Junge EVP «attackiert» Wahlplakate

EVP zieht Dessous-Model Papierkleider an; das gelbe Top und der blaue Jupe sind aufgeklebt.
Niklaus Hari, Kommando-Kämpfer der «kleinen Guerilla-Aktion».
Lilian Studer, Präsidentin
Etwas wärmer angezogen, im herbstlich-kühlen Winterthurer Bahnhof.

Frauen in Dessous, die für den Nationalrat kandidieren – solche Plakate hängte die Migros aus. Die junge EVP reagierte: Sie überklebte die Leichtgeschürzten mit Papierkleidern.

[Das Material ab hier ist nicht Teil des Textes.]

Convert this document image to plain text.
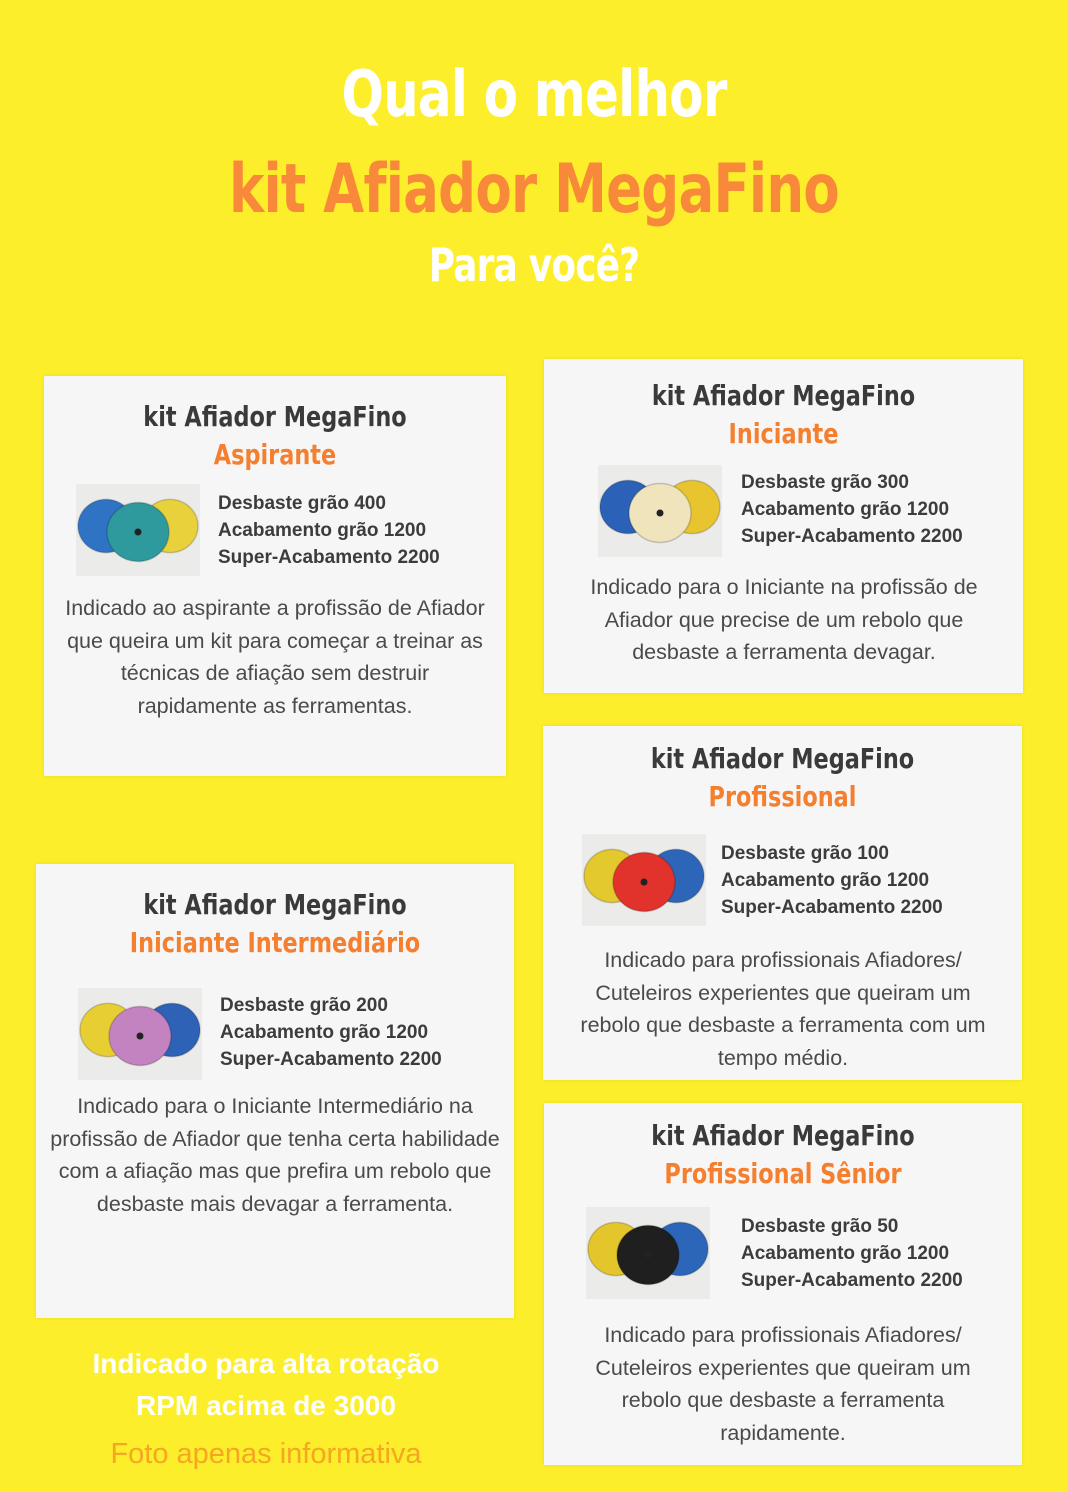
Qual o melhor
kit Afiador MegaFino
Para você?
kit Afiador MegaFino
Aspirante
Desbaste grão 400
Acabamento grão 1200
Super-Acabamento 2200
Indicado ao aspirante a profissão de Afiador que queira um kit para começar a treinar as técnicas de afiação sem destruir rapidamente as ferramentas.
kit Afiador MegaFino
Iniciante
Desbaste grão 300
Acabamento grão 1200
Super-Acabamento 2200
Indicado para o Iniciante na profissão de Afiador que precise de um rebolo que desbaste a ferramenta devagar.
kit Afiador MegaFino
Profissional
Desbaste grão 100
Acabamento grão 1200
Super-Acabamento 2200
Indicado para profissionais Afiadores/ Cuteleiros experientes que queiram um rebolo que desbaste a ferramenta com um tempo médio.
kit Afiador MegaFino
Iniciante Intermediário
Desbaste grão 200
Acabamento grão 1200
Super-Acabamento 2200
Indicado para o Iniciante Intermediário na profissão de Afiador que tenha certa habilidade com a afiação mas que prefira um rebolo que desbaste mais devagar a ferramenta.
kit Afiador MegaFino
Profissional Sênior
Desbaste grão 50
Acabamento grão 1200
Super-Acabamento 2200
Indicado para profissionais Afiadores/ Cuteleiros experientes que queiram um rebolo que desbaste a ferramenta rapidamente.
Indicado para alta rotação
RPM acima de 3000
Foto apenas informativa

EVP-Sprecher Niklaus Hari nennt es eine «kleine Guerilla-Aktion». Hari attackierte gleich selbst als Kommando-Kämpfer für die *jevp. Bewaffnet mit Papierkleidern zog er in den Plakat-Dschungel und kleidete ein, was hüllenarm an den Wänden prangte. Hari nach dem «In-Fight» im Werbedickicht: «Ich musste mich überwinden, im ersten Moment war mir mulmig.» Aufgefallen sei ihm: «Keiner blieb stehen und fragte, was ich tue. Ich rechnete mit mehr Reaktionen.»

Lilian Studer: «Wünsche anderes Niveau»

Lilian Studer findet es nicht gut, dass man mit Dessous-Fotos Wahlkampf betreibt. Politik geschehe auf einer anderen Ebene, sagt die Präsidentin der jungen EVP und Nationalrats-Kandidatin dem Radio ‚life channel‘. «Wahlkampf kann man mit besseren Methoden betreiben. Es geht auch, ohne dass man halbnackt auf einem Plakat liegt.»

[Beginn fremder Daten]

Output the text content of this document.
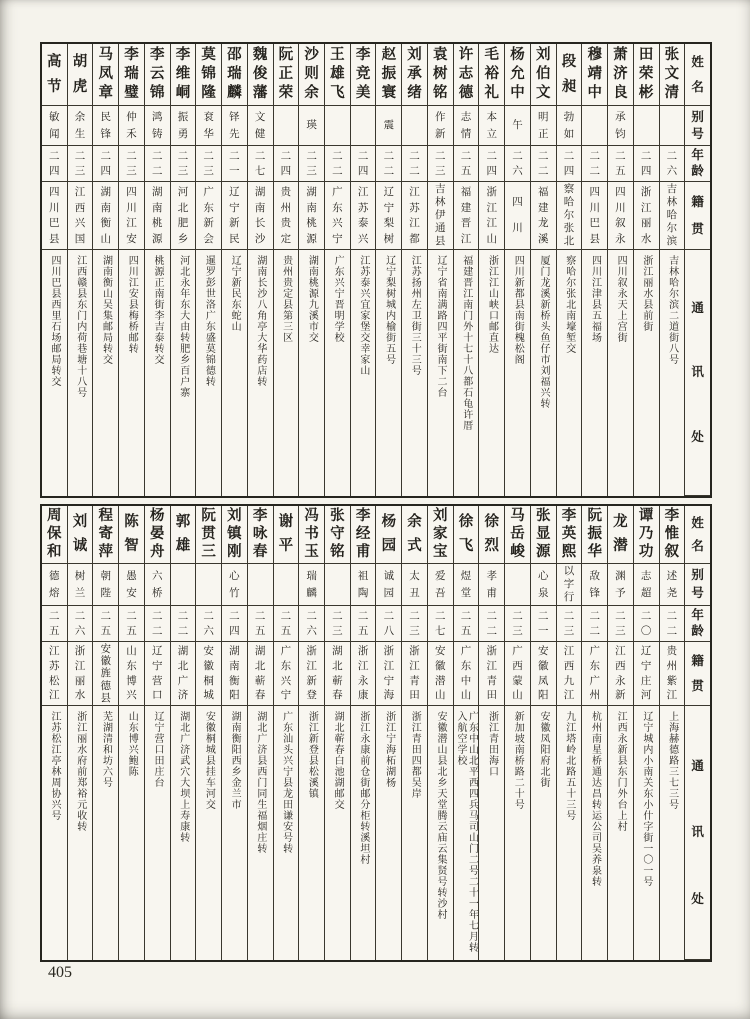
姓
名
别
号
年
龄
籍
贯
通
讯
处
张
文
清
二
六
吉
林
哈
尔
滨
吉林哈尔滨二道街八号
田
荣
彬
二
四
浙
江
丽
水
浙江丽水县前街
萧
济
良
承
钧
二
五
四
川
叙
永
四川叙永天上宫街
穆
靖
中
二
二
四
川
巴
县
四川江津县五福场
段
昶
勃
如
二
四
察
哈
尔
张
北
察哈尔张北南壕堑交
刘
伯
文
明
正
二
二
福
建
龙
溪
厦门龙溪新桥头鱼仔市刘福兴转
杨
允
中
午
二
六
四
川
四川新都县南街槐松阁
毛
裕
礼
本
立
二
四
浙
江
江
山
浙江江山峡口邮直达
许
志
德
志
情
二
五
福
建
晋
江
福建晋江南门外十七十八都石龟许厝
袁
树
铭
作
新
二
三
吉
林
伊
通
县
辽宁省南满路四平街南下二台
刘
承
绪
二
二
江
苏
江
都
江苏扬州左卫街三十三号
赵
振
寰
震
二
二
辽
宁
梨
树
辽宁梨树城内榆街五号
李
竞
美
二
四
江
苏
泰
兴
江苏泰兴宜家堡交幸家山
王
雄
飞
二
二
广
东
兴
宁
广东兴宁晋明学校
沙
则
余
瑛
二
三
湖
南
桃
源
湖南桃源九溪市交
阮
正
荣
二
四
贵
州
贵
定
贵州贵定县第三区
魏
俊
藩
文
健
二
七
湖
南
长
沙
湖南长沙八角亭大华药店转
邵
瑞
麟
铎
先
二
一
辽
宁
新
民
辽宁新民东蛇山
莫
锦
隆
袞
华
二
三
广
东
新
会
暹罗彭世洛广东盛莫锦德转
李
维
峒
振
勇
二
三
河
北
肥
乡
河北永年东大由转肥乡百户寨
李
云
锦
鸿
铸
二
二
湖
南
桃
源
桃源正南街李吉泰转交
李
瑞
璧
仲
禾
二
三
四
川
江
安
四川江安县梅桥邮转
马
凤
章
民
锋
二
四
湖
南
衡
山
湖南衡山吴集邮局转交
胡
虎
余
生
二
三
江
西
兴
国
江西赣县东门内荷巷塘十八号
高
节
敏
闻
二
四
四
川
巴
县
四川巴县西里石场邮局转交
姓
名
别
号
年
龄
籍
贯
通
讯
处
李
惟
叙
述
尧
二
二
贵
州
紫
江
上海赫德路三七三号
谭
乃
功
志
超
二
〇
辽
宁
庄
河
辽宁城内小南关东小什字街一〇一号
龙
潜
渊
予
二
三
江
西
永
新
江西永新县东门外台上村
阮
振
华
敌
锋
二
二
广
东
广
州
杭州南星桥通达昌转运公司吴养泉转
李
英
熙
以
字
行
二
三
江
西
九
江
九江塔岭北路五十三号
张
显
源
心
泉
二
一
安
徽
凤
阳
安徽凤阳府北街
马
岳
峻
二
三
广
西
蒙
山
新加坡南桥路二十号
徐
烈
孝
甫
二
二
浙
江
青
田
浙江青田海口
徐
飞
煜
堂
二
五
广
东
中
山
广东中山北平西四兵马司山门二号二十一年七月转入航空学校
刘
家
宝
爱
吾
二
七
安
徽
潜
山
安徽潜山县北乡天堂腾云庙云集贤号转沙村
余
式
太
丑
二
三
浙
江
青
田
浙江青田四都吴岸
杨
园
诚
园
二
八
浙
江
宁
海
浙江宁海柘湖杨
李
经
甫
祖
陶
二
五
浙
江
永
康
浙江永康前仓街邮分柜转溪坦村
张
守
铭
二
三
湖
北
蕲
春
湖北蕲春白池湖邮交
冯
书
玉
瑞
麟
二
六
浙
江
新
登
浙江新登县松溪镇
谢
平
二
五
广
东
兴
宁
广东汕头兴宁县龙田谦安号转
李
咏
春
二
五
湖
北
蕲
春
湖北广济县西门同生福烟庄转
刘
镇
刚
心
竹
二
四
湖
南
衡
阳
湖南衡阳西乡金兰市
阮
贯
三
二
六
安
徽
桐
城
安徽桐城县挂车河交
郭
雄
二
二
湖
北
广
济
湖北广济武穴大坝上寿康转
杨
晏
舟
六
桥
二
二
辽
宁
营
口
辽宁营口田庄台
陈
智
愚
安
二
五
山
东
博
兴
山东博兴鲍陈
程
寄
萍
朝
陛
二
五
安
徽
旌
德
县
芜湖清和坊六号
刘
诚
树
兰
二
六
浙
江
丽
水
浙江丽水府前郑裕元收转
周
保
和
德
熔
二
五
江
苏
松
江
江苏松江亭林周协兴号
405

Seit einem Jahr kämpft die junge EVP gegen sexistische Werbung. Mit dieser Aktion wolle man auch dieser Stossrichtung Nachdruck verschaffen. «Unsere Gesellschaft ist schon sehr sexualisiert. Ob man überall und so stark nackte Haut sehen muss? Ich wünsche mir ein anderes Niveau im Wahlkampf.»

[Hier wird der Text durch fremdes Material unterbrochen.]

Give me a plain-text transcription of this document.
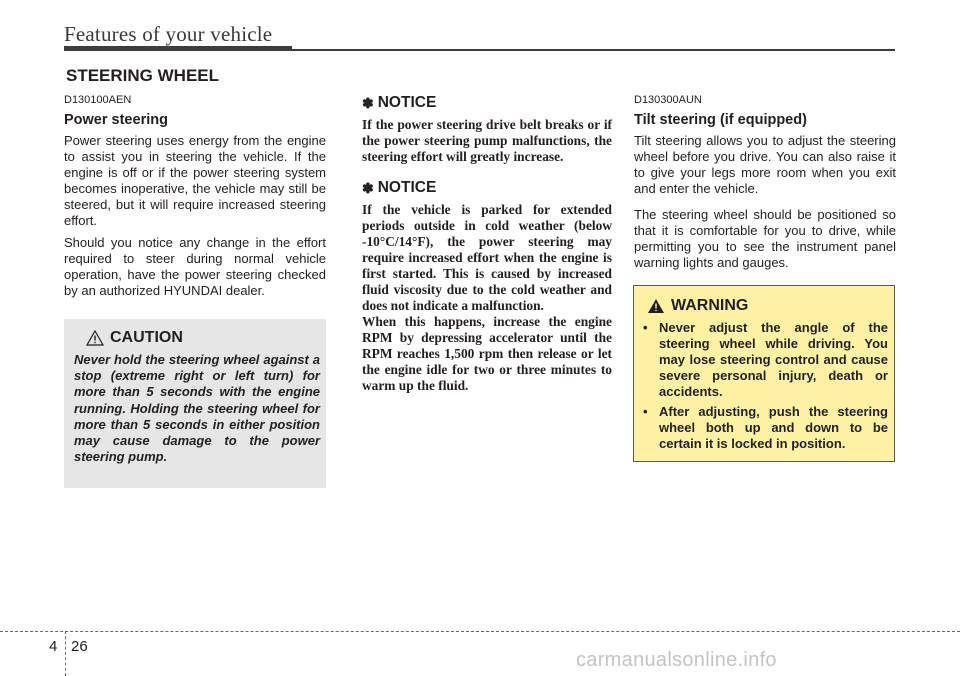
Features of your vehicle
STEERING WHEEL

D130100AEN

Power steering

Power steering uses energy from the engine to assist you in steering the vehicle. If the engine is off or if the power steering system becomes inoperative, the vehicle may still be steered, but it will require increased steering effort.

Should you notice any change in the effort required to steer during normal vehicle operation, have the power steering checked by an authorized HYUNDAI dealer.

CAUTION

Never hold the steering wheel against a stop (extreme right or left turn) for more than 5 seconds with the engine running. Holding the steering wheel for more than 5 seconds in either position may cause damage to the power steering pump.

✽ NOTICE

If the power steering drive belt breaks or if the power steering pump malfunctions, the steering effort will greatly increase.

✽ NOTICE

If the vehicle is parked for extended periods outside in cold weather (below -10°C/14°F), the power steering may require increased effort when the engine is first started. This is caused by increased fluid viscosity due to the cold weather and does not indicate a malfunction.

When this happens, increase the engine RPM by depressing accelerator until the RPM reaches 1,500 rpm then release or let the engine idle for two or three minutes to warm up the fluid.

D130300AUN

Tilt steering (if equipped)

Tilt steering allows you to adjust the steering wheel before you drive. You can also raise it to give your legs more room when you exit and enter the vehicle.

The steering wheel should be positioned so that it is comfortable for you to drive, while permitting you to see the instrument panel warning lights and gauges.

WARNING
• Never adjust the angle of the steering wheel while driving. You may lose steering control and cause severe personal injury, death or accidents.
• After adjusting, push the steering wheel both up and down to be certain it is locked in position.
4 26
carmanualsonline.info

Den Kandidaten auf den Wahlkampfplakaten habe man nicht schaden wollen, daher habe man die Papierkleider mit Phantasie zugeschnitten, so dass sie in einem guten Licht stehen würden.

Migros: «Wir sind nicht sexistisch!»

Die Migros heisse diese Aktion nicht gut, sagte Migros-Pressesprecherin Martina Bosshard gegenüber Radio ‚life channel‘. Sie weist den Vorwurf zurück, dass der Grossverteiler sexistische Werbung mache. Werbe man für Unterwäsche, könne man keine bekleideten Menschen zeigen. «Wenn wir unsere Unterwäsche zeigen wollen, haben wir keine Freude, wenn diese dann überklebt werden. Und das nicht einmal mit unseren Kleidern.» Aber: «Wenn das nun eine einmalige Aktion bleibt, sagen wir: Schwamm drüber, man kann das auch locker sehen. Geht es aber weiter, überlegen wir uns, wie wir dagegen vorgehen.»

Bald junge EVP in Wintermode?

Die Migros könnte zum Gegenschlag ausholen und nun die EVP-Kandidaten auf deren Plakaten mit Migros-Hüten verzieren. Martina Bosshard winkt ab: «Die Migros als grosses Unternehmen wird keine solchen Guerilla-Aktionen unternehmen. Das kommt für uns nicht in Frage.» Etwas anderes will sie nicht ausschliessen, nämlich dass die jungen EVP-Politiker auch noch auf die Plakate kommen. Aber angezogen. Zum Beispiel in Wintermode. «Wenn sich da jemand melden will, kann er wirklich gerne kommen.»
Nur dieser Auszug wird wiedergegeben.